Opinión

El abuelo que ha matado a sus nietos

Tras unos meses de ausencia, vuelvo a reencontrarme con ustedes y con mi querida Tribuna Digital. He estado haciéndome un “restyling” por un problema en mi columna y, ya con una nueva “armadura de titanio”, estoy dispuesto a volver a la carga; eso sí, quizá con menos vehemencia y con más sosiego.

Tras unos meses de ausencia, vuelvo a reencontrarme con ustedes y con mi querida Tribuna Digital. He estado haciéndome un “restyling” por un problema en mi columna y, ya con una nueva “armadura de titanio”, estoy dispuesto a volver a la carga; eso sí, quizá con menos vehemencia y con más sosiego. Qué duda cabe que estar al “otro lado de la mesa”, más aún cuando se es médico veterano, te cambia la perspectiva de la enfermedad, y, en cierta medida, la forma de ver la vida.
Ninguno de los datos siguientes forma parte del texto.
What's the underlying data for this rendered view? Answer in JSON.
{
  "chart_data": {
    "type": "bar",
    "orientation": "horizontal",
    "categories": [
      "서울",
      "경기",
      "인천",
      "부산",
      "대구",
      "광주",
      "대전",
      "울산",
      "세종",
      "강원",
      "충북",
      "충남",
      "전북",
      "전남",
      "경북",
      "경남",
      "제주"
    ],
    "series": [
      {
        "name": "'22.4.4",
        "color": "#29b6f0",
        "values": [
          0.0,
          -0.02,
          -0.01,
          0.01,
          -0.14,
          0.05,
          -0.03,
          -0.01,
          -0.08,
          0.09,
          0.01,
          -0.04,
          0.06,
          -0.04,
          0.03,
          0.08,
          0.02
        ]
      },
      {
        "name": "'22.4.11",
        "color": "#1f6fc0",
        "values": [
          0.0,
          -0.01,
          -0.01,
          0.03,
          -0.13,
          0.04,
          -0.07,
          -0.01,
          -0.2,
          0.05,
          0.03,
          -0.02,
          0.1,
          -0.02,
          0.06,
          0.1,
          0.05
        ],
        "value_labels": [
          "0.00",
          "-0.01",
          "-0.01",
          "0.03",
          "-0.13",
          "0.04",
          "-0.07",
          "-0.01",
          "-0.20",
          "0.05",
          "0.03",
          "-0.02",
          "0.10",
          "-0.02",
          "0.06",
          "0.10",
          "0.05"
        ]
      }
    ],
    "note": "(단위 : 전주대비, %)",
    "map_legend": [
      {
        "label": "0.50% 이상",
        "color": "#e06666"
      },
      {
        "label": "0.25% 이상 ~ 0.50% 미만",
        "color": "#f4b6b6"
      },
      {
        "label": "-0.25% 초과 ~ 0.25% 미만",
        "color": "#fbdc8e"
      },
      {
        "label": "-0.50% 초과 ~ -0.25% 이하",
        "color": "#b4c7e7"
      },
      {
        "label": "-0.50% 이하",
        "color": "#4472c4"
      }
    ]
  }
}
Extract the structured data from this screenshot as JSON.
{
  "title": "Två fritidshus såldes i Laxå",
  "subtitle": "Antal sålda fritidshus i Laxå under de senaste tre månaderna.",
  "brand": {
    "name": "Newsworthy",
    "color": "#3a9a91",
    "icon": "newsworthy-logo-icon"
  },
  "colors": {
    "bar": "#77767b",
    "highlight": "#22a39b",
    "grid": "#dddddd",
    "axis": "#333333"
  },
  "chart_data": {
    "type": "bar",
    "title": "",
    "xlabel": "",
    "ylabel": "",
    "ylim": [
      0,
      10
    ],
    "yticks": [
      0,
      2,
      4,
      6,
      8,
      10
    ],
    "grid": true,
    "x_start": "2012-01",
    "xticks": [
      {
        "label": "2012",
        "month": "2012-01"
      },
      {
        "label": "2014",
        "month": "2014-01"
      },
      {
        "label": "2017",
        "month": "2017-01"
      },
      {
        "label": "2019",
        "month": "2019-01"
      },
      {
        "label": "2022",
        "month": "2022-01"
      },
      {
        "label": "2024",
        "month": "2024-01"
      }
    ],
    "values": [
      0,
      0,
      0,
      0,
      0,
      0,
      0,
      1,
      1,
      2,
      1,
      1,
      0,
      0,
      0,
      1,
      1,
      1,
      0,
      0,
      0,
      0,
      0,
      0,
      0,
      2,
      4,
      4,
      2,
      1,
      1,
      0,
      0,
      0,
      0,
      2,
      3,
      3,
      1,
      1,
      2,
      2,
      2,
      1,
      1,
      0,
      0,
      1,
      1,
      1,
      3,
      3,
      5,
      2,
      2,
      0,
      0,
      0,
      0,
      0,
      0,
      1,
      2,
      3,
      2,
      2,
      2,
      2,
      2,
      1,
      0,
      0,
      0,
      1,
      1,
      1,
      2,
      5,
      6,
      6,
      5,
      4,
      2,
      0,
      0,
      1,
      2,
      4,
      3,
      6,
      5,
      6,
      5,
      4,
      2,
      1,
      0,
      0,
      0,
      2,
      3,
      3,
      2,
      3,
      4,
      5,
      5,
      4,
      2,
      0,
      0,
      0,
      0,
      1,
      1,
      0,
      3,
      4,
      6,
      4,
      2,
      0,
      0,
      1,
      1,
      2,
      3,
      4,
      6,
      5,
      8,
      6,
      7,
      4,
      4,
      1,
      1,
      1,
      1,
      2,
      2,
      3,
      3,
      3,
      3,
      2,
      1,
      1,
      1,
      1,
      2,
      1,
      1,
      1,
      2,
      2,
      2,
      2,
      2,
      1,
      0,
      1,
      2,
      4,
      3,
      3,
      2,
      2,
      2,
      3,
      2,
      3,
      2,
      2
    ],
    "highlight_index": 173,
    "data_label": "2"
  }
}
Estos días hemos tenido una noticia de que, una vez más, nos ha dejado impactados, perplejos y tristes. El titular que apareció en los medios era demoledor: Un abuelo, en un pueblo granadino, mataba a sus dos nietos.

Al parecer, dos meses antes, este mismo abuelo había sufrido un episodio apnéico mientras conducía su coche y, como consecuencia del mismo, tuvo un accidente en el que murieron su mujer y su hija (precisamente la madre de los dos niños, que en ese momento salvaron su vida, y a los que él mismo inexplicablemente ha dado muerte hace unos días).

Enseguida surgen las preguntas de los medios de comunicación y del ciudadano en general. ¿Cómo puede ocurrir algo así? ¿Qué le ha pasado a este señor para que, además de matar a sus nietos, se suicide él también? ¿Se sentía culpable por el accidente en el que fallece su hija y madre de los nietos?

En mi opinión profesional, lo que le ha sufrido esta persona de 72 años es más grave que una depresión o un duelo patológico, como se viene afirmando. Estaríamos ante un Trastorno por estrés postraumático, entidad psiquiátrica severa que se produce tras un hecho o suceso en el que la persona es sometida a un estrés máximo. Pasado el acontecimiento, aparecen síntomas muy diversos, entre ellos, incluso, de tipo psicótico, con agresividad, descontrol de la conducta, reviviscencias de los hechos traumáticos, trastornos del ánimo y una angustia extrema.

Tengo el convencimiento de que el abuelo de los niños ha estado sufriendo estos dos meses la entidad que hemos descrito (TEPT), existiendo en su cerebro un bombardeo de ideas delirantes de culpa por el accidente en el que fallece la hija y su mujer, cuando era él mismo quien conducía el vehículo. Estas ideas de culpa y de ruina han ido distorsionando la realidad hasta precipitar un episodio tan brutal como el que estamos comentando.

En las últimas horas nos dicen, además, fuentes de la investigación, que la relación entre el abuelo y el yerno no era muy buena tras el accidente; de ser cierto, este detalle es importante desde la óptica criminológica y puede explicarnos en parte la decisión brutal que el abuelo adoptó. Pero ello no nos debe distraer de lo esencial, y es que estamos ante un trastorno mental grave, que el propio paciente no quiso, no pudo o no supo tratar según nos cuentan, y que ha dado paso a una nueva e irreparable tragedia.

No olvidemos que la complejidad del cerebro humano es muy grande y todavía estamos lejos de conocer en profundidad su funcionamiento normal y patológico. Poco a poco iremos avanzando en las llamadas “neurociencias” y eso nos permitirá despejar muchas incógnitas sobre el comportamiento humano como las que se plantean en este y otros casos semejantes.